«Depuis début 2008, il y a un ralentissement de l'activité dans le logement neuf», lance Philippe Grange, directeur de la Fédération du BTP de Meurthe-et-Moselle (FBTP). Ainsi, à fin août, les mises en chantier ont enregistré une baisse de 41,6% sur le département. «Cela représente -13,1% sur le logement individuel et -60,7% sur le collectif.» Sur 12mois flottants, toujours fin août, le département compte 2.958mises en chantier. Contre 4.082un an plus tôt; 4.147en 2006et 3.470en 2005. «Mais il ne faut pas oublier que nous étions sur une tendance très forte auparavant. Il y a eu beaucoup de programmes. Il faut bien que cela s'arrête un jour. On ne peut pas continuer à construire sans remplir.»

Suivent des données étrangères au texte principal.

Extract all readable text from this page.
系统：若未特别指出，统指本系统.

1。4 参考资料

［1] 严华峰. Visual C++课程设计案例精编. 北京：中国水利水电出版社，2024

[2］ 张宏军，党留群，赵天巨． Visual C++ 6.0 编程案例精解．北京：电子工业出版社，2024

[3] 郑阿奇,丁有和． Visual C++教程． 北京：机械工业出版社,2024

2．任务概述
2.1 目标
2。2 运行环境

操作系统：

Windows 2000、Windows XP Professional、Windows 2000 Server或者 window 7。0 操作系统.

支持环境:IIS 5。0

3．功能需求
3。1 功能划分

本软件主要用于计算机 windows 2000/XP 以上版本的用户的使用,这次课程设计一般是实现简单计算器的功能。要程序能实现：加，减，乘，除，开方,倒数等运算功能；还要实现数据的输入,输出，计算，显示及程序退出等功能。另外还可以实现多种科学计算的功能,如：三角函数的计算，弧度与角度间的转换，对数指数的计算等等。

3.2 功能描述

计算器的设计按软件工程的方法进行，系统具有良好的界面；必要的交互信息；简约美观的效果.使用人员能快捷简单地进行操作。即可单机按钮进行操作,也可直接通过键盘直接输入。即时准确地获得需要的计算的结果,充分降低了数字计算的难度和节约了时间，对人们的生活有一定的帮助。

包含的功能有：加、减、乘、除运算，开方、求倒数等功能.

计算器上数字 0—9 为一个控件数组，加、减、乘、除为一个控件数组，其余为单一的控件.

Hausse du nombre de permis de construire
Tout en se déclarant vigilante, la FBTP 54 ne veut pas entrer en sinistrose. Surtout que «si les mises en chantier baissent, le nombre de permis de construire délivrés progresse de 26,2% sur les huit premiers mois de l'année», surenchérit son président Jacques Wermuth. Selon la direction régionale de l'équipement, sur un an 4.398permis de construire ont été délivrés. Le président souligne que nous quittons six années de très belle activité. «On savait que cela n'allait pas durer. Mais il ne faut pas oublier que, sur Nancy par exemple, nous avons encore les dossiers Anru.» Reste que les carnets de commandes ne dépassent pas les six mois (c'était un an il y a un an et demi). «Mais nous pouvons signaler qu'actuellement, nos bureaux d'études sont saturés», argue Jacques Wermuth, rejoint par Didier Ridoret, président de la fédération française du bâtiment. «Je partage l'optimisme raisonné de la FBTP 54. Il faut être prudent dans les approches économiques. On peut développer une orientation nationale, mais après, il faut aller dans les départements. Et en Meurthe-et-Moselle, l'orientation reste favorable.» Si la baisse du nombre de mises en chantier entraîne forcément un ralentissement de l'activité, les deux hommes insistent sur le fait que cela ne peut être considéré comme une crise. «L'activité du BTP concerne à plus de 50% l'ancien. Ce dernier a progressé de 1,5% au 3septembre», appuie Didier Ridoret.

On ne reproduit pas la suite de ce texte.